発育期のサッカーにおけるスポーツ外傷・障害⑯
- 筋肉痛 -

 筋肉痛は筋線維の部分的な損傷で、必ずしも深刻に考える必要はありませんが、適切な調整によって防ぐことができます。
 エキセントリックな筋収縮やブレーキ、維持や負の筋力発揮などのオーバーワークによって、筋肉に乳酸がたまり、乳酸と疲労産物が沈殿し、血流が阻害され、組織を刺激します。コンセントリックな筋収縮では、筋肉は疲労しても筋肉痛は起こりにくいのです。たとえば、坂道を下るエキセントリックな運動は筋肉痛を起こしやすく、坂道を上るコンセントリックな運動は筋肉痛を起こしにくいことになります。
 きつい慣れない運動負荷、長い休み明け、不十分な準備による筋の疲労などの原因で、筋の協調性が制限され、運動した翌日に、多かれ少なかれ筋肉痛が起こり、特によく使った筋では筋肉痛が強く、痛みによって運動できなくなることもあります。疲労と協調性の低下によって、捻挫やけがの危険性が高まります。また、筋肉が関節を安定させることができなくなるため、靭帯損傷の危険性も高まります。
 疲労産物をできる限り速やかに除去して筋肉痛の発生を防ぐためには、できるだけ早く積極的および受動的回復を行うようにすることが大切です。積極的な回復手段を行わず、代わりに受動的な回復手段だけでは不十分です。翌日になってしまうと、同じ効果を得るのは困難となり、パフォーマンス能力を元通りに戻すまで時間がかかります。したがって、たとえ疲れていても、練習や試合の後は、積極的回復として、クールダウンすることが必要です。まず、運動負荷を受けた筋肉をゆっくり伸ばし、10分程度の体操とストレッチングで筋肉の緊張をとっていきます。通気性のよい服を着て、熱がこもらないようにし、15~20分ゆっくりとしたジョギングをします。次に、受動的回復として、十分なシャワーで温度を徐々に上げてゆき、可能であれば、疲労回復用の37~38℃の温水プールで10分程度、力を抜いて心地よい感覚で泳ぎます。また、疲労回復のための入浴は、筋肉痛の予防に有効で、できれば練習や試合後1~2時間後に、塩を一掴み入れた37~39℃のぬるめの湯に10~15分つかります。

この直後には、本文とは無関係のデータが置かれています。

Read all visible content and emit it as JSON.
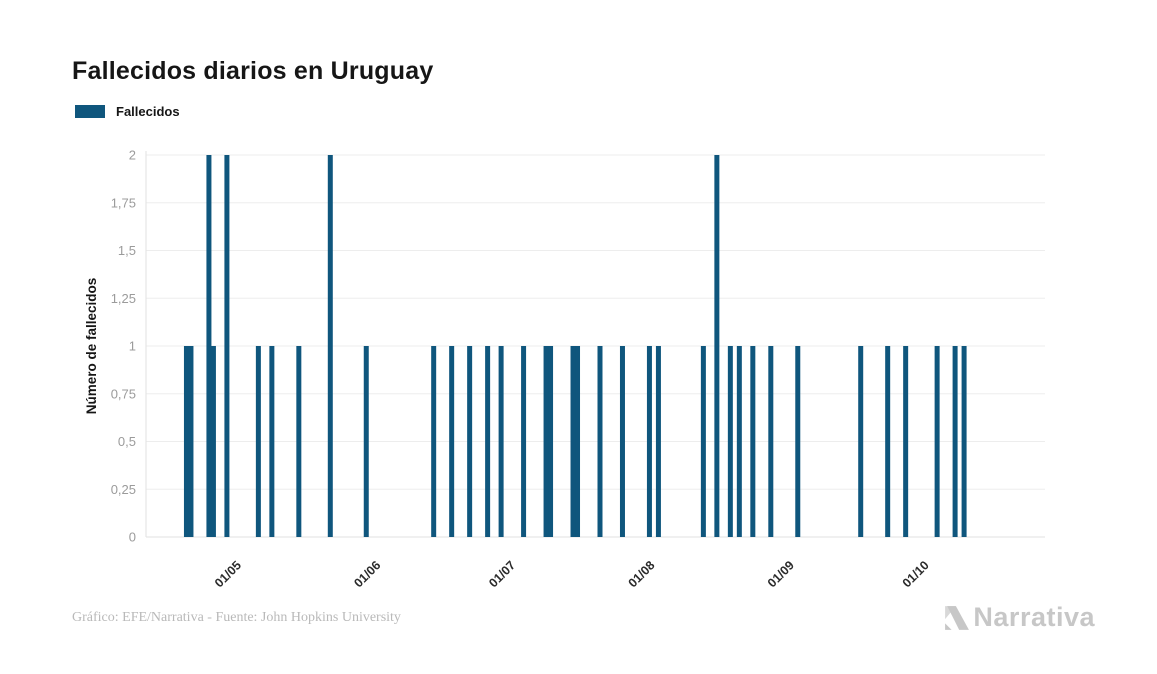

 中学生以上ではサウナで汗をかくことも有効ですが、皮膚がピリピリするほど熱いものは避け、60℃前後の低めの温度で6~8分程度を1~2回入ります。脱水にならないよう、サウナに入る前には必ず水分を十分取ります。サウナから出たあとは十分休息を取り、トレーナーなどの専門スタッフがいる場合には、疲労回復のためのマッサージを受けますが、触るだけで痛いような時はしてはいけません。
 筋肉痛を起こし、筋が硬直している場合は、こわばりがなければ、軽く走って、筋温が上昇することで改善されることもあります。このランニングは、新たに筋の疲労が起こるまでしますが、筋肉痛の原因となった運動負荷は行ってはいけません。